BURGDORF: Eine bessere wohnortsnahe Versorgung, ein gutes Finanzergebnis und neue Angebote: Das Spital Emmental blickt auf ein gewinnbringendes vergangenes Jahr zurück. zvg

Nach einem finanziell herausfordernden Vorjahr hat das Spital Emmental das Geschäftsjahr 2019 erfolgreich abgeschlossen. Es erwirtschaftete einen Betriebsertrag von 172 Millionen Franken; dies entspricht einem Wachstum von 5,8 Prozent gegenüber dem Vorjahr. Das Betriebsergebnis vor Abschreibungen, Steuern und Zinsen (EBITDA) verbesserte sich im Geschäftsjahr um 4,2 Millionen Franken und beträgt 11,1 Millionen Franken (+ 61,1 Prozent). Die EBITDA-­Marge hat sich dementsprechend auf 6,5 Prozent gegenüber 4,2 Prozent im Vorjahr erhöht.
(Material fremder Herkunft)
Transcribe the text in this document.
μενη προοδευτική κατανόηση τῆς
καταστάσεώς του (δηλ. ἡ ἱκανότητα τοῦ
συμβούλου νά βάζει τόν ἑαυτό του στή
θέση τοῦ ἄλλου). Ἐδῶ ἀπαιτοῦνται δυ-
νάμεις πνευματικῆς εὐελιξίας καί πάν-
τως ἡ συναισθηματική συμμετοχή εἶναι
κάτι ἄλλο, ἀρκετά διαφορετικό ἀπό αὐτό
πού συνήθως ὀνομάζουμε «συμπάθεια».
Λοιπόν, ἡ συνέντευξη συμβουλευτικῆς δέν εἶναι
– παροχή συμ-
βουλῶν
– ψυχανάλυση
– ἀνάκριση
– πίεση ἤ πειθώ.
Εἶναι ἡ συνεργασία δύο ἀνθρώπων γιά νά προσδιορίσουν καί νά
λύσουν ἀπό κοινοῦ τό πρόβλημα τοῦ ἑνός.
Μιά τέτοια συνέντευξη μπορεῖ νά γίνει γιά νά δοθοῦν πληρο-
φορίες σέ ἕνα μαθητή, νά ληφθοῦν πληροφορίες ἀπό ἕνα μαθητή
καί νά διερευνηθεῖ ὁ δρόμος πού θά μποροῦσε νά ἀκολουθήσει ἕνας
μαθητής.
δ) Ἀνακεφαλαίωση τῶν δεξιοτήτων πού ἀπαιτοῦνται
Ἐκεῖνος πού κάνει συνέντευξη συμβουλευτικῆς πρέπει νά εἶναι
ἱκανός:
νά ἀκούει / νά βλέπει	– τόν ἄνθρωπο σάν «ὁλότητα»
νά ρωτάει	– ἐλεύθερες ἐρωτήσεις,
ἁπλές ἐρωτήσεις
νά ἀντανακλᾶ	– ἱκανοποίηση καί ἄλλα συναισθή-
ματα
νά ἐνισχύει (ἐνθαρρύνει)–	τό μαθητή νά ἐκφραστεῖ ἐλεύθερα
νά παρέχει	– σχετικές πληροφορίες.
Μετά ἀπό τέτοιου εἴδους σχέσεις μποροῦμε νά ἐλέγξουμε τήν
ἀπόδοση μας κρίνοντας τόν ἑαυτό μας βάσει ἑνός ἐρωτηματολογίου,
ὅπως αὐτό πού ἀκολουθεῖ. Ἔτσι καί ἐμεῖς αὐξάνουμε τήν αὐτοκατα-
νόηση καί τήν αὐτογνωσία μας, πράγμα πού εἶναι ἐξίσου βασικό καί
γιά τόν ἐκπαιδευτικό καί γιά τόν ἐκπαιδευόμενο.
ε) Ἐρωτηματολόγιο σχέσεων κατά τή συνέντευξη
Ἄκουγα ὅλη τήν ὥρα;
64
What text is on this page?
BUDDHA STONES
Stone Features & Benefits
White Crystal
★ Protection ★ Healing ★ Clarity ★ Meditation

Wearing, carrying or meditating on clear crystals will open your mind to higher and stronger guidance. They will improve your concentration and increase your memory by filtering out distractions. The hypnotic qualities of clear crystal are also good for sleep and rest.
Das Jahresergebnis konnte gegenüber dem Vorjahr deutlich verbessert werden, es liegt bei 0,3 Millionen Franken. Dies geht aus dem Geschäftsbericht 2019 vom 28. April 2020 hervor. «Unsere langjährige Strategie der wohnortsnahen erweiterten Grundversorgung an zwei Standorten für die über 110 000 Menschen im Emmental mit einem kontinuierlichen Ausbau unserer Angebote war auch im 2019 erfolgreich», sagt Verwaltungsratspräsident Bernhard Antener, der das Amt Mitte Jahr von Dr. h.c. Eva Jaisli übernommen hatte, und fährt fort: «Dies ist zu einem grossen Teil meiner Amtsvorgängerin zu verdanken, die das Spital in einer unsicheren Zeit und in einer instabilen Lage übernommen hat und zusammen mit dem Verwaltungsrat, der Geschäftsleitung und den Mitarbeitenden in ruhigere Gewässer geführt hat.»

Mehr Patienten und Geburten
Erfreulich war auch die Entwicklung bei den Patienten- und Geburtenzahlen. Die stationären Fälle blieben mit 10 291 praktisch auf dem Vorjahresnivau (- 0,5 Prozent). «Das ist angesichts der vom Bundesrat auf den 1. Januar 2019 angeordneten Verlagerung vom stationären in den ambulanten Bereich ein gutes Ergebnis», sagt CEO Anton Schmid. Bei den ambulant behandelten Patientinnen und Patienten stieg die Zahl der Behandlungen um 6,8 Prozent auf 61 613. Zusätzlich wurden in der Psychiatrie 2010 Patientinnen und Patienten ambulant und 439 stationär behandelt. Damit hat das Spital Emmental seinen Vorjahresrekord erneut gebrochen: Insgesamt wurden 74 353 Patientinnen und Patienten behandelt, das entspricht einem Zuwachs von 5,7 Prozent (2019: 70 340). Rekordverdächtig sind auch die Zahlen der Geburtenabteilung und des Notfalls: 736 Babys (+59) kamen im vergangenen Jahr im Spital Emmental auf die Welt. An beiden Standorten wurden insgesamt 18 374 Notfall-Patientinnen und -Patienten, rund 8,4 Prozent mehr als im Vorjahr, behandelt.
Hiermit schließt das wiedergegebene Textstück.